Une dynamique permise par les Accords d’Oslo dans les années 1990. «Voyant Israël faire un pas vers la reconnaissance des Palestiniens, les islamistes du sud ont pensé qu’ils pouvaient participer au jeu démocratique sans trahir leurs valeurs», explique Ofer Zalzberg. On pourrait les croire proches du Hamas, lui aussi un mouvement islamiste palestinien, mais, poursuit l’analyste, «Raam estime que la vie humaine est plus sacrée que la défense de la terre de Palestine».

Population indigente

Rencontré à Kfar Qasim au début du mois de mai, l’imam Kamal Rayan, chef spirituel des islamistes du sud, avait accepté d’expliciter la vision du mouvement pour Le Temps.

«Nous n’avons aucun problème avec le judaïsme, ni avec le fait d’être Israélien. Nous avons en revanche un gros problème avec le sionisme qui veut nous jeter dehors. Nous voulons vivre ici comme des citoyens égaux et non comme des sujets inféodés, et il y a encore beaucoup de chemin à parcourir», affirmait cet homme marqué par la mort de son fils tué dans un règlement de comptes, et dont l’assassin n’a jamais été retrouvé.

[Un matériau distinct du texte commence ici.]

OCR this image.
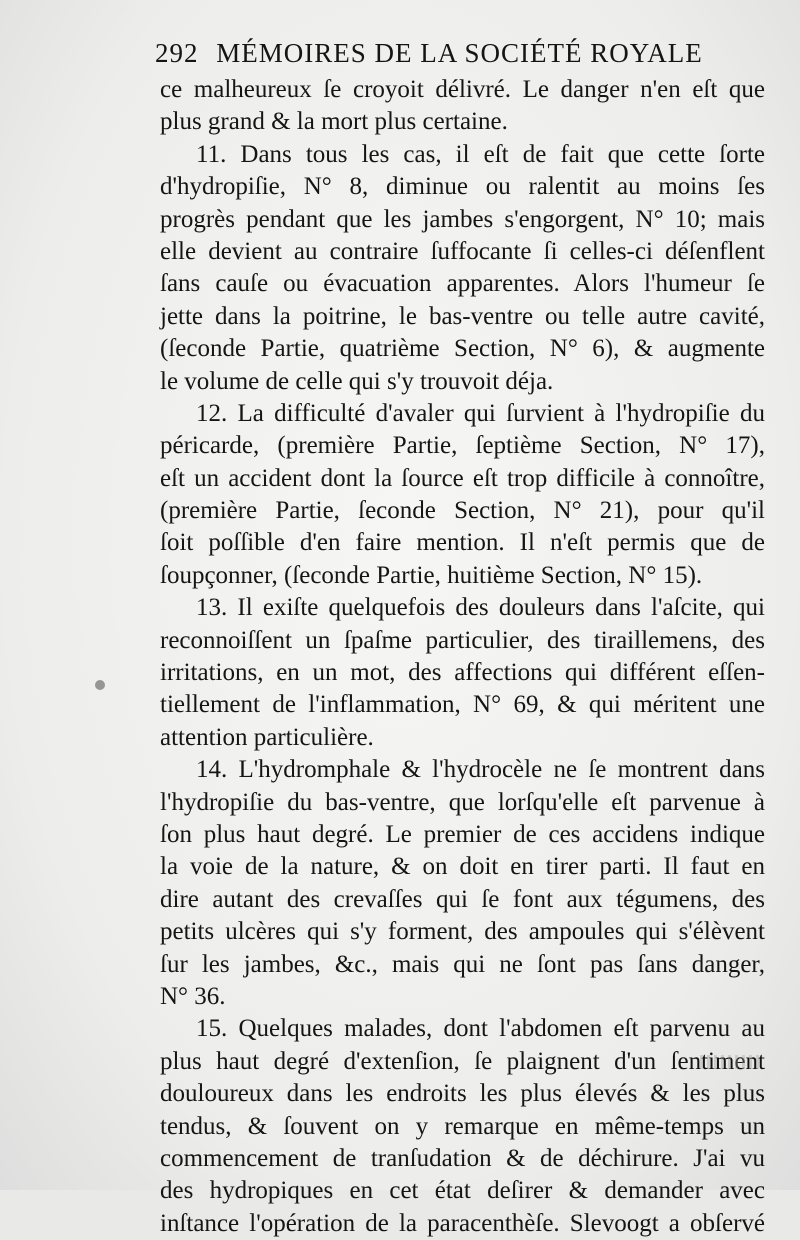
292 MÉMOIRES DE LA SOCIÉTÉ ROYALE
ce malheureux ſe croyoit délivré. Le danger n'en eſt que
plus grand & la mort plus certaine.
11. Dans tous les cas, il eſt de fait que cette ſorte
d'hydropiſie, N° 8, diminue ou ralentit au moins ſes
progrès pendant que les jambes s'engorgent, N° 10; mais
elle devient au contraire ſuffocante ſi celles-ci déſenflent
ſans cauſe ou évacuation apparentes. Alors l'humeur ſe
jette dans la poitrine, le bas-ventre ou telle autre cavité,
(ſeconde Partie, quatrième Section, N° 6), & augmente
le volume de celle qui s'y trouvoit déja.
12. La difficulté d'avaler qui ſurvient à l'hydropiſie du
péricarde, (première Partie, ſeptième Section, N° 17),
eſt un accident dont la ſource eſt trop difficile à connoître,
(première Partie, ſeconde Section, N° 21), pour qu'il
ſoit poſſible d'en faire mention. Il n'eſt permis que de
ſoupçonner, (ſeconde Partie, huitième Section, N° 15).
13. Il exiſte quelquefois des douleurs dans l'aſcite, qui
reconnoiſſent un ſpaſme particulier, des tiraillemens, des
irritations, en un mot, des affections qui différent eſſen-
tiellement de l'inflammation, N° 69, & qui méritent une
attention particulière.
14. L'hydromphale & l'hydrocèle ne ſe montrent dans
l'hydropiſie du bas-ventre, que lorſqu'elle eſt parvenue à
ſon plus haut degré. Le premier de ces accidens indique
la voie de la nature, & on doit en tirer parti. Il faut en
dire autant des crevaſſes qui ſe font aux tégumens, des
petits ulcères qui s'y forment, des ampoules qui s'élèvent
ſur les jambes, &c., mais qui ne ſont pas ſans danger,
N° 36.
15. Quelques malades, dont l'abdomen eſt parvenu au
plus haut degré d'extenſion, ſe plaignent d'un ſentiment
douloureux dans les endroits les plus élevés & les plus
tendus, & ſouvent on y remarque en même-temps un
commencement de tranſudation & de déchirure. J'ai vu
des hydropiques en cet état deſirer & demander avec
inſtance l'opération de la paracenthèſe. Slevoogt a obſervé
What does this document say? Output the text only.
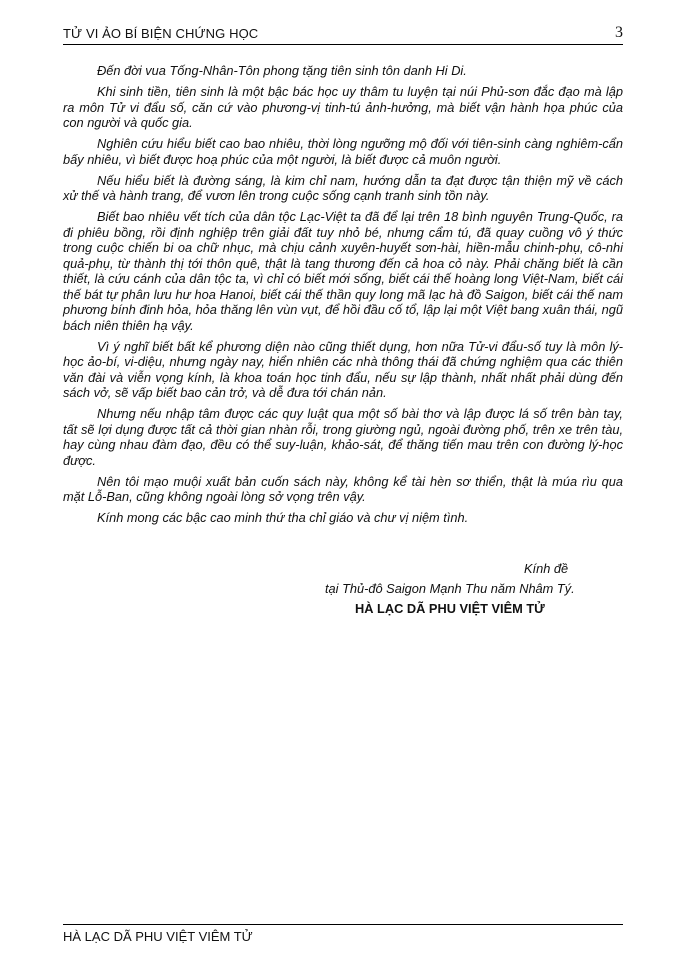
TỬ VI ẢO BÍ BIỆN CHỨNG HỌC	3

Đến đời vua Tống-Nhân-Tôn phong tặng tiên sinh tôn danh Hi Di.

Khi sinh tiền, tiên sinh là một bậc bác học uy thâm tu luyện tại núi Phủ-sơn đắc đạo mà lập ra môn Tử vi đẩu số, căn cứ vào phương-vị tinh-tú ảnh-hưởng, mà biết vận hành họa phúc của con người và quốc gia.

Nghiên cứu hiểu biết cao bao nhiêu, thời lòng ngưỡng mộ đối với tiên-sinh càng nghiêm-cẩn bấy nhiêu, vì biết được hoạ phúc của một người, là biết được cả muôn người.

Nếu hiểu biết là đường sáng, là kim chỉ nam, hướng dẫn ta đạt được tận thiện mỹ về cách xử thế và hành trang, để vươn lên trong cuộc sống cạnh tranh sinh tồn này.

Biết bao nhiêu vết tích của dân tộc Lạc-Việt ta đã để lại trên 18 bình nguyên Trung-Quốc, ra đi phiêu bồng, rồi định nghiệp trên giải đất tuy nhỏ bé, nhưng cẩm tú, đã quay cuồng vô ý thức trong cuộc chiến bi oa chữ nhục, mà chịu cảnh xuyên-huyết sơn-hài, hiền-mẫu chinh-phụ, cô-nhi quả-phụ, từ thành thị tới thôn quê, thật là tang thương đến cả hoa cỏ này. Phải chăng biết là cần thiết, là cứu cánh của dân tộc ta, vì chỉ có biết mới sống, biết cái thế hoàng long Việt-Nam, biết cái thế bát tự phân lưu hư hoa Hanoi, biết cái thế thần quy long mã lạc hà đồ Saigon, biết cái thế nam phương bính đinh hỏa, hỏa thăng lên vùn vụt, để hồi đầu cố tổ, lập lại một Việt bang xuân thái, ngũ bách niên thiên hạ vậy.

Vì ý nghĩ biết bất kể phương diện nào cũng thiết dụng, hơn nữa Tử-vi đẩu-số tuy là môn lý-học ảo-bí, vi-diệu, nhưng ngày nay, hiển nhiên các nhà thông thái đã chứng nghiệm qua các thiên văn đài và viễn vọng kính, là khoa toán học tinh đẩu, nếu sự lập thành, nhất nhất phải dùng đến sách vở, sẽ vấp biết bao cản trở, và dễ đưa tới chán nản.

Nhưng nếu nhập tâm được các quy luật qua một số bài thơ và lập được lá số trên bàn tay, tất sẽ lợi dụng được tất cả thời gian nhàn rỗi, trong giường ngủ, ngoài đường phố, trên xe trên tàu, hay cùng nhau đàm đạo, đều có thể suy-luận, khảo-sát, để thăng tiến mau trên con đường lý-học được.

Nên tôi mạo muội xuất bản cuốn sách này, không kể tài hèn sơ thiển, thật là múa rìu qua mặt Lỗ-Ban, cũng không ngoài lòng sở vọng trên vậy.

Kính mong các bậc cao minh thứ tha chỉ giáo và chư vị niệm tình.

Kính đề
tại Thủ-đô Saigon Mạnh Thu năm Nhâm Tý.
HÀ LẠC DÃ PHU VIỆT VIÊM TỬ
HÀ LẠC DÃ PHU VIỆT VIÊM TỬ
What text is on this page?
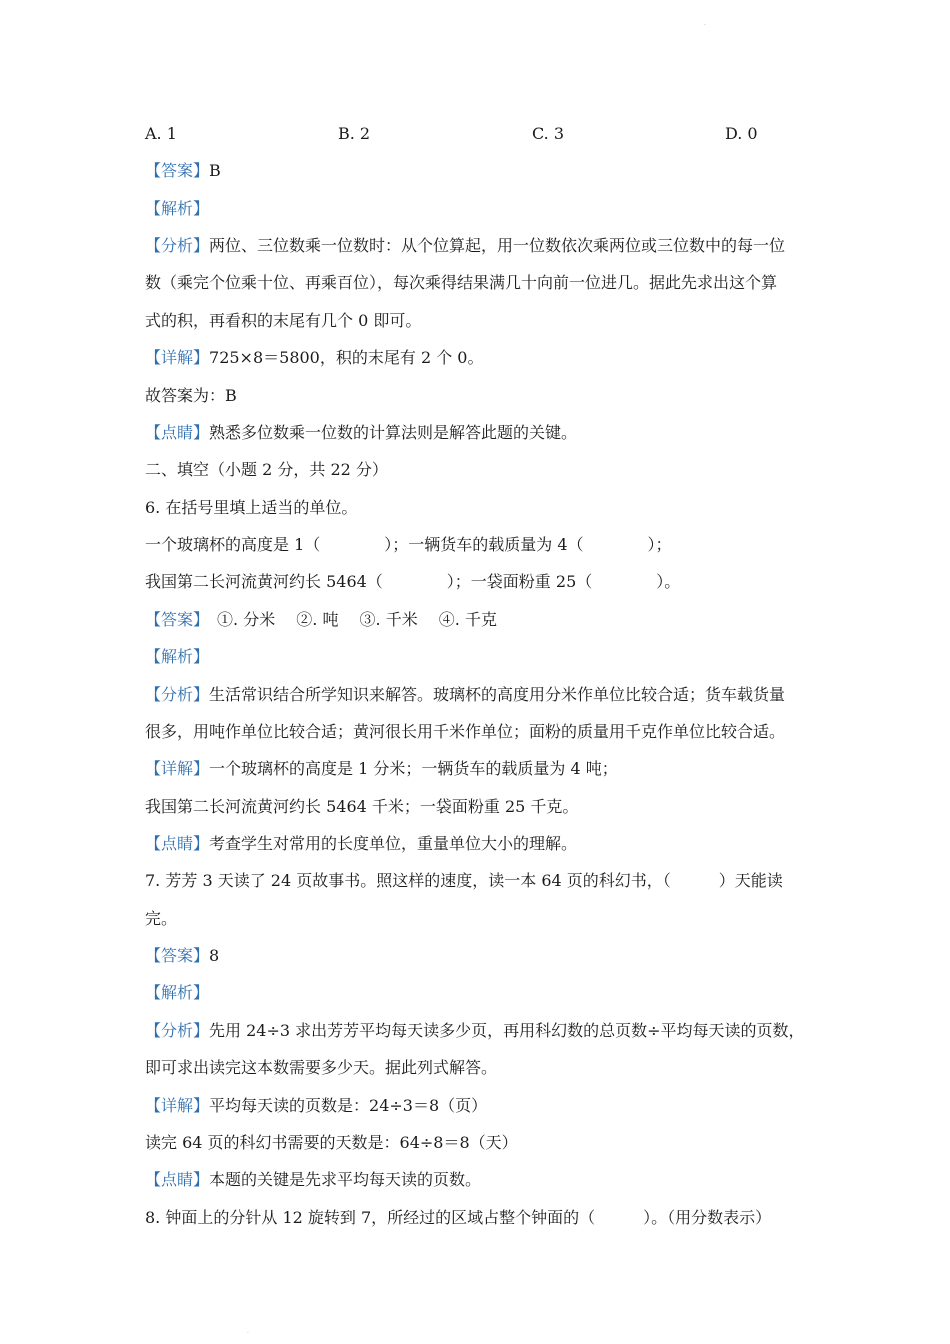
·
A. 1	B. 2	C. 3	D. 0
【答案】B
【解析】
【分析】两位、三位数乘一位数时：从个位算起，用一位数依次乘两位或三位数中的每一位
数（乘完个位乘十位、再乘百位），每次乘得结果满几十向前一位进几。据此先求出这个算
式的积，再看积的末尾有几个 0 即可。
【详解】725×8＝5800，积的末尾有 2 个 0。
故答案为：B
【点睛】熟悉多位数乘一位数的计算法则是解答此题的关键。
二、填空（小题 2 分，共 22 分）
6. 在括号里填上适当的单位。
一个玻璃杯的高度是 1（　　　　）；一辆货车的载质量为 4（　　　　）；
我国第二长河流黄河约长 5464（　　　　）；一袋面粉重 25（　　　　）。
【答案】　①. 分米　 ②. 吨　 ③. 千米　 ④. 千克
【解析】
【分析】生活常识结合所学知识来解答。玻璃杯的高度用分米作单位比较合适；货车载货量
很多，用吨作单位比较合适；黄河很长用千米作单位；面粉的质量用千克作单位比较合适。
【详解】一个玻璃杯的高度是 1 分米；一辆货车的载质量为 4 吨；
我国第二长河流黄河约长 5464 千米；一袋面粉重 25 千克。
【点睛】考查学生对常用的长度单位，重量单位大小的理解。
7. 芳芳 3 天读了 24 页故事书。照这样的速度，读一本 64 页的科幻书，（　　　）天能读
完。
【答案】8
【解析】
【分析】先用 24÷3 求出芳芳平均每天读多少页，再用科幻数的总页数÷平均每天读的页数，
即可求出读完这本数需要多少天。据此列式解答。
【详解】平均每天读的页数是：24÷3＝8（页）
读完 64 页的科幻书需要的天数是：64÷8＝8（天）
【点睛】本题的关键是先求平均每天读的页数。
8. 钟面上的分针从 12 旋转到 7，所经过的区域占整个钟面的（　　　）。（用分数表示）
·
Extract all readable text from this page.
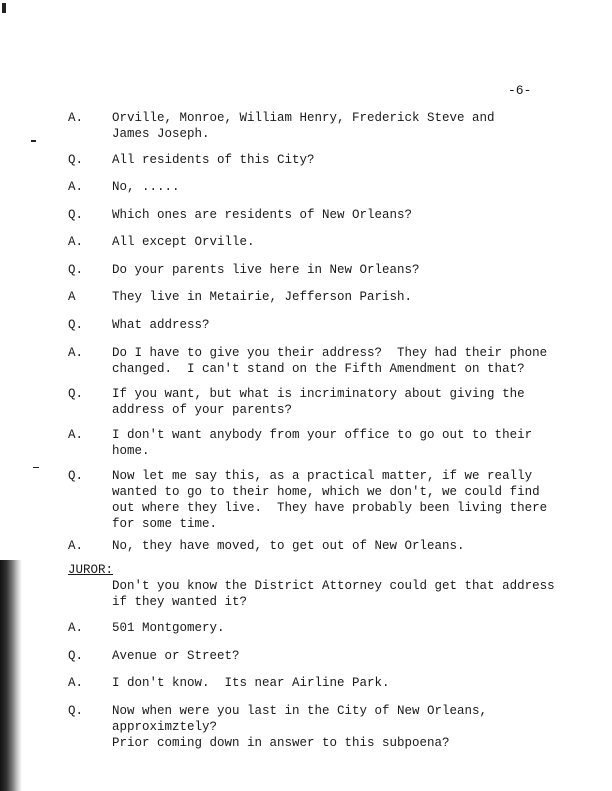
-6-
A. Orville, Monroe, William Henry, Frederick Steve and
James Joseph.
Q. All residents of this City?
A. No, .....
Q. Which ones are residents of New Orleans?
A. All except Orville.
Q. Do your parents live here in New Orleans?
A	They live in Metairie, Jefferson Parish.
Q. What address?
A. Do I have to give you their address?  They had their phone
changed.  I can't stand on the Fifth Amendment on that?
Q. If you want, but what is incriminatory about giving the
address of your parents?
A. I don't want anybody from your office to go out to their
home.
Q. Now let me say this, as a practical matter, if we really
wanted to go to their home, which we don't, we could find
out where they live.  They have probably been living there
for some time.
A. No, they have moved, to get out of New Orleans.
JUROR:
Don't you know the District Attorney could get that address
if they wanted it?
A. 501 Montgomery.
Q. Avenue or Street?
A. I don't know.  Its near Airline Park.
Q. Now when were you last in the City of New Orleans, approximztely?
Prior coming down in answer to this subpoena?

Criminalité, pauvreté, absence d’infrastructures, voilà les trois maux qui rongent la minorité arabe d’Israël. Population la plus indigente de la société avec la communauté juive ultra-orthodoxe, beaucoup d’Arabes israéliens vivent dans des villages dits «non reconnus» par Israël, surtout dans le sud. Des lieux menacés de destruction par l’Etat et qui souffrent d’un manque total d’infrastructures – routes, eau potable, électricité, écoles ou centres médicaux. Par ailleurs, «depuis l’an 2000, plus de 1000 citoyens arabes ont été tués, victimes des armes de la mafia arabe qui prolifère, mais aussi de la négligence criminelle de la police et de l’Etat», affirme l’analyste Ofer Zalzberg.

Pour réaliser ses promesses de campagne, Mansour Abbas a pour l’instant obtenu de l’argent. Selon le parti Raam, plus de 53 milliards de shekels (15 milliards de francs) lui ont été accordés pour développer le secteur arabe ces prochaines années. Trois villages du Néguev seront reconnus le mois prochain et, plus généralement, la démolition de maisons est gelée jusqu’à nouvel avis. Enfin, des projets ont été lancés pour combattre l’affolante criminalité qui frappe cette communauté. «Le nouveau gouvernement n’a fait que reprendre les termes de l’accord entre le parti Raam et Benyamin Netanyahou il y a quelques semaines. Et tout ce qui concerne nos droits a été ôté de la table des négociations. Personne ne parle de la loi sur l’Etat-nation, votée en 2018, qui a consacré l’inégalité des citoyens arabes dans les lois fondamentales israéliennes», attaque Samah Salaime.

Cette réticence à parler de ce qui fâche exaspère de nombreux citoyens arabes d’Israël, mais la fragilité extrême de cette nouvelle coalition post-Netanyahou ne laisse probablement pas le choix à ses protagonistes. Forcé de rester en retrait des véritables lieux et objets de pouvoir au moment même où il y accède, le débonnaire Mansour Abbas incarne ainsi aujourd’hui le paradoxe d’une histoire arabe d’Israël encore à écrire.